De ligne en ligne, octobre 2015

Les mystères d’Antonio

Révélée en France en 2014 avec La Petite Lumière, l’œuvre de l’écrivain italien Antonio Moresco est une invitation à plonger notre regard au-delà de la surface des choses.

Écrits en 1979, les premiers textes d’Antonio Moresco, regroupés sous le titre Calandestinità, n’ont été publiés qu’en 1993. Ce premier titre, essentiel, indique la ferme volonté de l’auteur – que l’on retrouvera comme une constante chez ses protagonistes – de prendre ses distances vis-à-vis d’un monde toujours plus centré et fermé sur lui-même ; de se mettre en retrait des effets de mode liés à une description socio-psychologique des territoires du réel ; de vouloir tout bonnement disparaître, autrement dit fuir, de la surface plate des choses pour contempler des profondeurs insolites.

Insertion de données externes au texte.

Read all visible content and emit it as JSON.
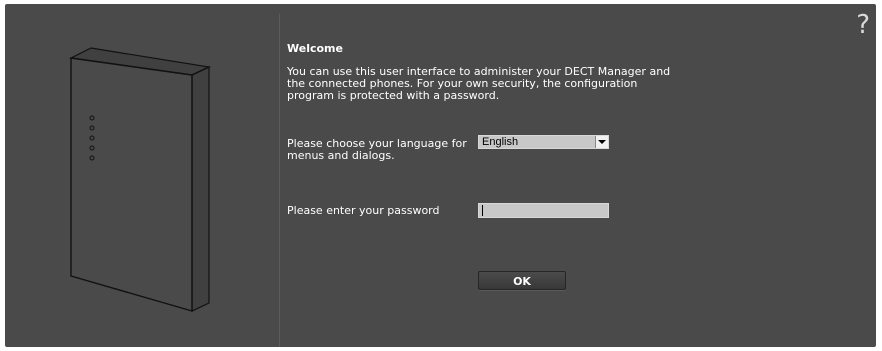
{
  "welcome": {
    "title": "Welcome",
    "intro": "You can use this user interface to administer your DECT Manager and the connected phones. For your own security, the configuration program is protected with a password."
  },
  "language": {
    "label": "Please choose your language for menus and dialogs.",
    "selected": "English"
  },
  "password": {
    "label": "Please enter your password",
    "value": ""
  },
  "actions": {
    "ok_label": "OK"
  },
  "help": {
    "symbol": "?"
  },
  "colors": {
    "background": "#4a4a4a",
    "text": "#ffffff",
    "field": "#c8c8c8"
  },
  "icons": {
    "device": "dect-manager-device-illustration",
    "help": "help-icon",
    "dropdown": "chevron-down-icon"
  }
}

Le lecteur en fera l’expérience dès le début de La Petite Lumière et de Fable d’amour, romans-météorites détachés de l’œuvre maîtresse.

Cette volonté de s’effacer d’un réel de nous connu n’est pas sans susciter une situation d’étrangeté ; elle invente surtout une nouvelle liberté d’évasion littéraire, une façon inédite d’entrer dans la création romanesque, voire dans la Création. Aussi n’est-il sans doute pas anodin que l’œuvre maîtresse de l’écrivain, composée de trois volumes non encore traduits en français, s’intitule précisément L’Increato (L’Incréé). Beauté et mystère d’un terme qui porte en lui, par la bisémie de son préfixe (sans et dans), des perspectives qui, d’un côté, invalident une certaine vision oxydée, homologuée, illusoire, statique, et par trop banale du monde et de la littérature qui le décrit (ou pas) ; et de l’autre, propose de faire passer notre regard par-delà le train, vers un intérieur nouveau, afin que nous apercevions et que nous approchions l’immensité du fond (invisible) des choses et de nous-mêmes.

L’écriture de Moresco ouvre donc grand à l’imaginaire. C’est une écriture limpide et puissante. Limpide comme une eau calme. Puissante comme la lumière des étoiles – et des mots – dans un ciel nocturne. Et des images se forment, qui aspirent et inspirent notre fantaisie ou nos rêves dans l’obscurité impavide de la profondeur, là où se trouvent d’autres petites lumières (quand on sait les voir), là où poudroie le fabuleux, là où temps et espace sont rendus à leur infinie dilatation, là où tout se confond : vie et mort ; jour et nuit ; rêve et réalité.